SUS provides a continuum of services: primary care, specialized outpatient care, hospital care, emergency services, pharmaceutical assistance, immunization, and public health programs. Important national initiatives include the Brazilian National Immunization Program and the Programa Nacional de Controle do Tabagismo. Coverage is universal, theoretically guaranteeing access to services for all residents, including populations served by Indigenous Health Subsystem (SASI) components like the Special Secretariat for Indigenous Health (SESAI). Service delivery spans public hospitals, municipal clinics, emergency mobile units (SAMU), and partnerships with philanthropic hospitals linked to Brazilian philanthropic organizations.
Primary care is anchored by the Family Health Strategy (Estratégia Saúde da Família), which deploys multidisciplinary teams including physicians, nurses, community health agents, and dentists. The strategy expanded coverage through community health workers, linking to programs like Brazilian Community Health Worker Program and integrating with oral health initiatives such as the Smiling Brazil Program (Brasil Sorridente). Family Health teams emphasize home visits, maternal and child health, chronic disease management, and health promotion, coordinated via municipal primary care networks and electronic information systems like the National Primary Care Information System (e-SUS AB).

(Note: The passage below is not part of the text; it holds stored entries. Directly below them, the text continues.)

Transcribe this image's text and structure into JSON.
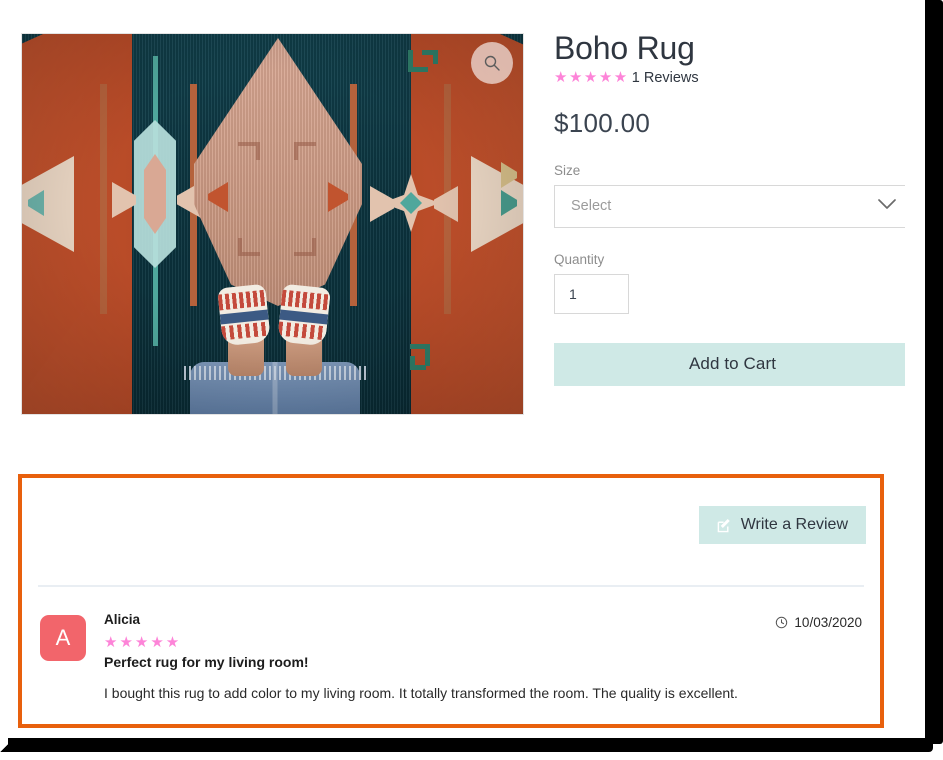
{
  "product": {
    "title": "Boho Rug",
    "stars": "★★★★★",
    "review_count_label": "1 Reviews",
    "price": "$100.00",
    "size_label": "Size",
    "size_value": "Select",
    "quantity_label": "Quantity",
    "quantity_value": "1",
    "add_to_cart_label": "Add to Cart",
    "zoom_icon": "search-icon",
    "image_alt": "Boho kilim rug with teal field, coral diamonds, feet in patterned slippers"
  },
  "reviews": {
    "write_review_label": "Write a Review",
    "write_review_icon": "edit-square-icon",
    "items": [
      {
        "avatar_initial": "A",
        "name": "Alicia",
        "stars": "★★★★★",
        "title": "Perfect rug for my living room!",
        "text": "I bought this rug to add color to my living room. It totally transformed the room. The quality is excellent.",
        "date": "10/03/2020",
        "date_icon": "clock-icon"
      }
    ]
  },
  "colors": {
    "star_pink": "#fd84d8",
    "button_mint": "#cfe9e6",
    "avatar_coral": "#f2656b",
    "annotation_orange": "#e8600d",
    "text_dark": "#2f3640",
    "label_gray": "#8d8d8d"
  }
}
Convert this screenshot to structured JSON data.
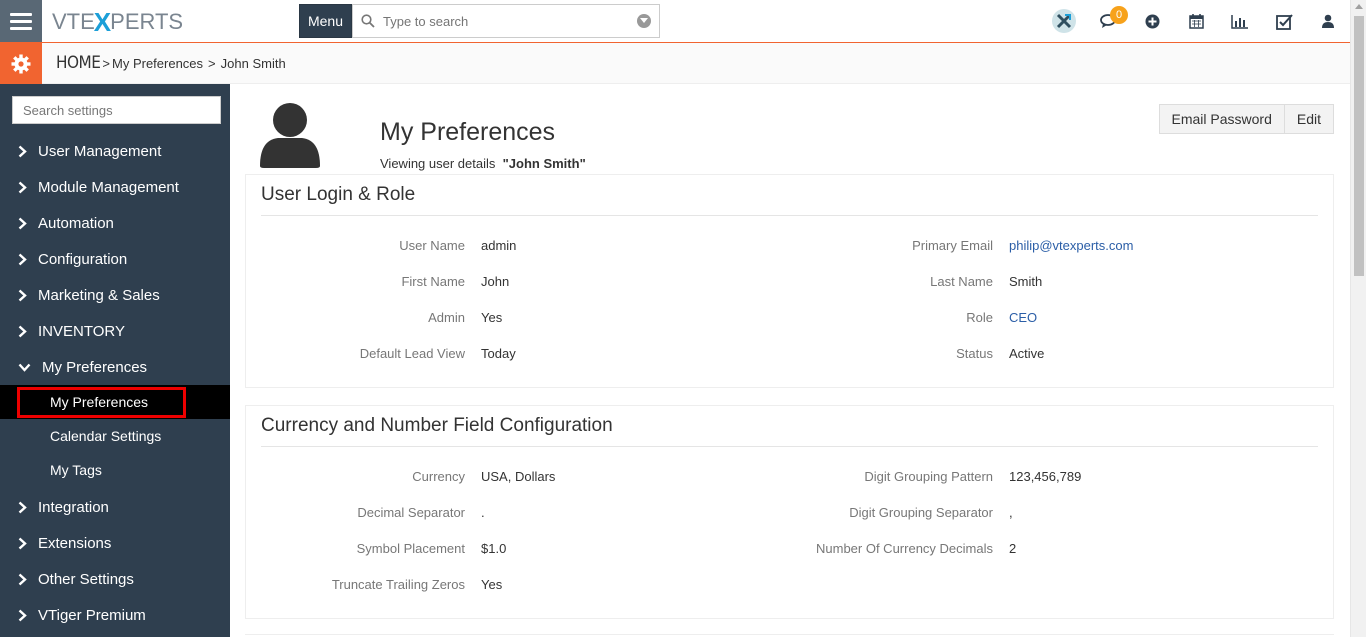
{
  "header": {
    "logo_left": "VTE",
    "logo_x": "X",
    "logo_right": "PERTS",
    "menu_label": "Menu",
    "search_placeholder": "Type to search",
    "notification_count": "0"
  },
  "breadcrumb": {
    "home": "HOME",
    "items": [
      "My Preferences",
      "John Smith"
    ],
    "separator": ">"
  },
  "sidebar": {
    "search_placeholder": "Search settings",
    "items": [
      {
        "label": "User Management",
        "expanded": false
      },
      {
        "label": "Module Management",
        "expanded": false
      },
      {
        "label": "Automation",
        "expanded": false
      },
      {
        "label": "Configuration",
        "expanded": false
      },
      {
        "label": "Marketing & Sales",
        "expanded": false
      },
      {
        "label": "INVENTORY",
        "expanded": false
      },
      {
        "label": "My Preferences",
        "expanded": true
      }
    ],
    "sub_items": [
      "My Preferences",
      "Calendar Settings",
      "My Tags"
    ],
    "items_after": [
      "Integration",
      "Extensions",
      "Other Settings",
      "VTiger Premium"
    ]
  },
  "page": {
    "title": "My Preferences",
    "subtitle_prefix": "Viewing user details",
    "subtitle_user": "\"John Smith\"",
    "email_password_label": "Email Password",
    "edit_label": "Edit"
  },
  "login_role": {
    "heading": "User Login & Role",
    "user_name_label": "User Name",
    "user_name": "admin",
    "primary_email_label": "Primary Email",
    "primary_email": "philip@vtexperts.com",
    "first_name_label": "First Name",
    "first_name": "John",
    "last_name_label": "Last Name",
    "last_name": "Smith",
    "admin_label": "Admin",
    "admin": "Yes",
    "role_label": "Role",
    "role": "CEO",
    "default_lead_view_label": "Default Lead View",
    "default_lead_view": "Today",
    "status_label": "Status",
    "status": "Active"
  },
  "currency": {
    "heading": "Currency and Number Field Configuration",
    "currency_label": "Currency",
    "currency": "USA, Dollars",
    "digit_grouping_pattern_label": "Digit Grouping Pattern",
    "digit_grouping_pattern": "123,456,789",
    "decimal_separator_label": "Decimal Separator",
    "decimal_separator": ".",
    "digit_grouping_separator_label": "Digit Grouping Separator",
    "digit_grouping_separator": ",",
    "symbol_placement_label": "Symbol Placement",
    "symbol_placement": "$1.0",
    "currency_decimals_label": "Number Of Currency Decimals",
    "currency_decimals": "2",
    "truncate_label": "Truncate Trailing Zeros",
    "truncate": "Yes"
  },
  "colors": {
    "accent": "#f16430",
    "sidebar_bg": "#2f3f4f",
    "link": "#2b5ea7",
    "badge": "#f7a21b"
  },
  "icons": [
    "hamburger-icon",
    "search-icon",
    "chevron-down-icon",
    "vtiger-x-icon",
    "chat-icon",
    "plus-circle-icon",
    "calendar-icon",
    "bar-chart-icon",
    "tasks-icon",
    "user-icon",
    "gear-icon",
    "chevron-right-icon",
    "avatar-icon"
  ]
}
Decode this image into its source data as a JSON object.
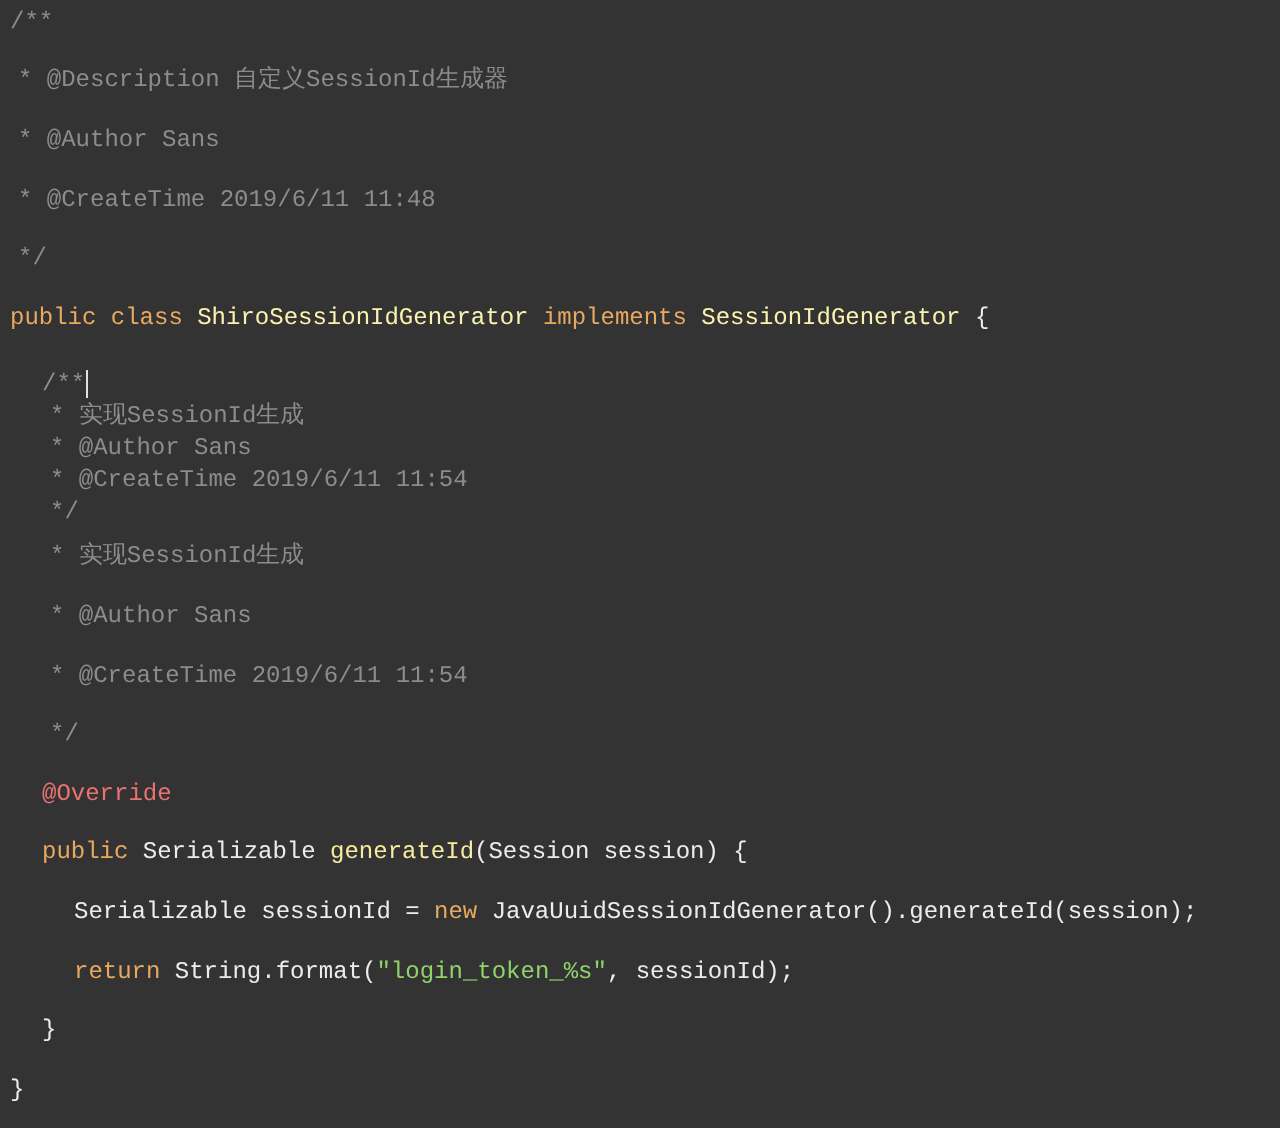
{
  "editor": {
    "blocks": [
      {
        "kind": "spaced",
        "lines": [
          {
            "kind": "top",
            "tokens": [
              {
                "kind": "comment",
                "text": "/**"
              }
            ]
          },
          {
            "kind": "topdoc",
            "tokens": [
              {
                "kind": "comment",
                "text": "* @Description 自定义SessionId生成器"
              }
            ]
          },
          {
            "kind": "topdoc",
            "tokens": [
              {
                "kind": "comment",
                "text": "* @Author Sans"
              }
            ]
          },
          {
            "kind": "topdoc",
            "tokens": [
              {
                "kind": "comment",
                "text": "* @CreateTime 2019/6/11 11:48"
              }
            ]
          },
          {
            "kind": "topdoc",
            "tokens": [
              {
                "kind": "comment",
                "text": "*/"
              }
            ]
          },
          {
            "kind": "top",
            "tokens": [
              {
                "kind": "keyword",
                "text": "public class"
              },
              {
                "kind": "gap"
              },
              {
                "kind": "type",
                "text": "ShiroSessionIdGenerator"
              },
              {
                "kind": "gap"
              },
              {
                "kind": "keyword",
                "text": "implements"
              },
              {
                "kind": "gap"
              },
              {
                "kind": "type",
                "text": "SessionIdGenerator"
              },
              {
                "kind": "gap"
              },
              {
                "kind": "plain",
                "text": "{"
              }
            ]
          }
        ]
      },
      {
        "kind": "compact",
        "lines": [
          {
            "kind": "member",
            "tokens": [
              {
                "kind": "comment",
                "text": "/**"
              },
              {
                "kind": "caret"
              }
            ]
          },
          {
            "kind": "memberdoc",
            "tokens": [
              {
                "kind": "comment",
                "text": "* 实现SessionId生成"
              }
            ]
          },
          {
            "kind": "memberdoc",
            "tokens": [
              {
                "kind": "comment",
                "text": "* @Author Sans"
              }
            ]
          },
          {
            "kind": "memberdoc",
            "tokens": [
              {
                "kind": "comment",
                "text": "* @CreateTime 2019/6/11 11:54"
              }
            ]
          },
          {
            "kind": "memberdoc",
            "tokens": [
              {
                "kind": "comment",
                "text": "*/"
              }
            ]
          }
        ]
      },
      {
        "kind": "spaced",
        "lines": [
          {
            "kind": "memberdoc",
            "tokens": [
              {
                "kind": "comment",
                "text": "* 实现SessionId生成"
              }
            ]
          },
          {
            "kind": "memberdoc",
            "tokens": [
              {
                "kind": "comment",
                "text": "* @Author Sans"
              }
            ]
          },
          {
            "kind": "memberdoc",
            "tokens": [
              {
                "kind": "comment",
                "text": "* @CreateTime 2019/6/11 11:54"
              }
            ]
          },
          {
            "kind": "memberdoc",
            "tokens": [
              {
                "kind": "comment",
                "text": "*/"
              }
            ]
          },
          {
            "kind": "member",
            "tokens": [
              {
                "kind": "annotation",
                "text": "@Override"
              }
            ]
          },
          {
            "kind": "member",
            "tokens": [
              {
                "kind": "keyword",
                "text": "public"
              },
              {
                "kind": "gap"
              },
              {
                "kind": "plain",
                "text": "Serializable"
              },
              {
                "kind": "gap"
              },
              {
                "kind": "method",
                "text": "generateId"
              },
              {
                "kind": "plain",
                "text": "(Session session) {"
              }
            ]
          },
          {
            "kind": "body",
            "tokens": [
              {
                "kind": "plain",
                "text": "Serializable sessionId ="
              },
              {
                "kind": "gap"
              },
              {
                "kind": "keyword",
                "text": "new"
              },
              {
                "kind": "gap"
              },
              {
                "kind": "plain",
                "text": "JavaUuidSessionIdGenerator().generateId(session);"
              }
            ]
          },
          {
            "kind": "body",
            "tokens": [
              {
                "kind": "keyword",
                "text": "return"
              },
              {
                "kind": "gap"
              },
              {
                "kind": "plain",
                "text": "String.format("
              },
              {
                "kind": "string",
                "text": "\"login_token_%s\""
              },
              {
                "kind": "plain",
                "text": ", sessionId);"
              }
            ]
          },
          {
            "kind": "member",
            "tokens": [
              {
                "kind": "plain",
                "text": "}"
              }
            ]
          },
          {
            "kind": "top",
            "tokens": [
              {
                "kind": "plain",
                "text": "}"
              }
            ]
          }
        ]
      }
    ]
  }
}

The workforce includes professionals trained at institutions such as University of São Paulo, Federal University of Rio de Janeiro, and numerous federal and state medical schools. Training and deployment are influenced by policies like the More Doctors Program (Programa Mais Médicos) and residency programs regulated by the Brazilian Ministry of Education. Professional councils such as the Federal Council of Medicine and Federal Council of Nursing govern licensure and standards. Health workforce challenges intersect with migration trends involving organizations like the World Health Organization and bilateral agreements with countries such as Cuba during the Mais Médicos collaboration.
Critiques focus on underfunding, regional inequities between the South Region, Brazil and the North Region, Brazil, infrastructure gaps in remote areas like the Amazonas (Brazilian state), long waiting times for specialized procedures, and fragmentation between public and private sectors. Political disputes during administrations including Temer administration and Bolsonaro administration affected policy continuity. Judicialization, corruption scandals examined by the Federal Police (Brazil) and the Operation Car Wash context, and procurement inefficiencies challenged accountability. Epidemiological transitions and rising noncommunicable diseases have stressed service capacity, while austerity measures tied to PEC 55 constrained expansion.
SUS has achieved notable public health advances: increased vaccination coverage reducing diseases addressed by the National Immunization Program, expanded primary care associated with declines in infant mortality observed in national statistics, and universal access to antiretroviral therapy for people living with HIV linked to Brazil's response recognized by UNAIDS. Health indicators improved across several decades even as disparities persist between regions such as São Paulo (state) and Roraima. Evaluations by entities including the World Bank and the Pan American Health Organization highlight SUS as a global example of large-scale universal health provision, albeit one facing fiscal, managerial, and equity challenges.